EOSC – European Open Science Cloud
This proposal has a two-fold objective. The first one is aimed at developing base software and the second one is to provide a suite of Comparative Genomics software. For the first objective we will address the issue of automatic and efficient scaling of resources in the cloud infrastructure; and high-throughput data transfer to/from remote infrastructures. This base software will simplify the transformation of a simple local application to a dynamically scalable cloud application. Data transfer throughput will be improved by providing specific network protocols and technologies. Our previous work in this base software has been demonstrated in the framework of the Mr.Symbiomath FP7 project (grant agreement 324554) using an OpenStack cloud, the Galaxy workflows management system and bioinformatics software. Although it has been used for bioinformatics use cases, it is applicable to other scientific domains .

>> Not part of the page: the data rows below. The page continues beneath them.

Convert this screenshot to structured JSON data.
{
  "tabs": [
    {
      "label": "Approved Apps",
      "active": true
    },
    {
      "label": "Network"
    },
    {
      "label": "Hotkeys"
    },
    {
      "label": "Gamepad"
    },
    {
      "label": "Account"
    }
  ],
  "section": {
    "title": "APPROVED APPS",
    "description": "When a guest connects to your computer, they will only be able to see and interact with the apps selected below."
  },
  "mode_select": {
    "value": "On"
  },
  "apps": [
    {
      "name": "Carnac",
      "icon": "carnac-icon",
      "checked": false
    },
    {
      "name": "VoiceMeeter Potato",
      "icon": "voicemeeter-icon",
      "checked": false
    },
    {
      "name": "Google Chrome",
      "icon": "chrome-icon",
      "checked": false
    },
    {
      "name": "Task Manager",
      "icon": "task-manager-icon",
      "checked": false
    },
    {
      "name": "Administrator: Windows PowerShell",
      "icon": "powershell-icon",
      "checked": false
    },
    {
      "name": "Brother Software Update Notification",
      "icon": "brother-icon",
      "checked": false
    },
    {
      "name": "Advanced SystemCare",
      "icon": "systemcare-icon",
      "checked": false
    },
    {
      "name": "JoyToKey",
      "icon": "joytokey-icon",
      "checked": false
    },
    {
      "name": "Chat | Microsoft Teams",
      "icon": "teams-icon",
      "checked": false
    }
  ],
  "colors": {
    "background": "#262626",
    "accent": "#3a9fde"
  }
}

On the other side, this proposal will also provide Scientific Demonstrators for heavy computational tasks in the field of Comparative Genomics: software for pairwise and multiple genomes comparisons , and metagenomics studies . Such applications perform a high number of I/O operations, work with big-data sets, and are composed by a collection of processes, and therefore are suitable as use cases for an auto-scalable infrastructure. At present, Comparative genomics is in the spotlight with thousands of different organisms already available and a great number of on-going sequencing projects. Computationally efficient techniques are required to study relationships within this large amount of data.
The field of metagenomics is gaining increasing popularity. One of the aims of metagenomics studies is to determine the species present in an environmental community and identify changes in the abundance of species under different conditions. Metagenomic analysis software faces bottlenecks due to the high computational load required to analyse complex samples typically requiring the use of HPC resources.

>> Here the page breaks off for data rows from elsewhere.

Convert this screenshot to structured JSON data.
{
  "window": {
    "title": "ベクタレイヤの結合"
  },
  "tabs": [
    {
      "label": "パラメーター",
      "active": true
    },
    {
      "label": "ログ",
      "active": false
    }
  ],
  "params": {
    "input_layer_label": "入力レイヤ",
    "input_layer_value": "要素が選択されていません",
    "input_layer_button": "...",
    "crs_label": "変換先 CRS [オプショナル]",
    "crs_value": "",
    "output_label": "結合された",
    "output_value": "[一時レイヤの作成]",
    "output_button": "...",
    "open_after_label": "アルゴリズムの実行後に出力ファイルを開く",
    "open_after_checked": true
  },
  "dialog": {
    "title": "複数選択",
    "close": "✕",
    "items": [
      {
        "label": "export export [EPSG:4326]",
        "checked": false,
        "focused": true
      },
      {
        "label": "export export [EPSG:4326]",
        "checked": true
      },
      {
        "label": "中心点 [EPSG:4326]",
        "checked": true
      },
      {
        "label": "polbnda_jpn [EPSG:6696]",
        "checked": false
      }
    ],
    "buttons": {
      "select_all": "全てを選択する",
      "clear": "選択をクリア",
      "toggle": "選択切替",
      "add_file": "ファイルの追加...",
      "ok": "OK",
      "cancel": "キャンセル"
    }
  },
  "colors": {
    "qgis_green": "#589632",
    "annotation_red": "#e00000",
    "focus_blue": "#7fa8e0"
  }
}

- Krieger, M. T., Torreno, O., Trelles, O., & Kranzlmüller, D. (2016). “Building an open source cloud environment with auto-scaling resources for executing bioinformatics and biomedical workflows”. Future Generation Computer Systems.
- Óscar Torreño and Oswaldo Trelles. Breaking computational barriers in pairwise genome comparison. BMC Bioinformatics, 2015, 16:250. DOI: 10.1186/s12859-015-0679-9.
- Pérez-Wohlfeil, E., Arjona-Medina, J. A., Torreno, O., Ulzurrun, E., & Trelles, O. (2016). Computational workflow for the fine-grained analysis of metagenomic samples. BMC genomics, 17(8), 351.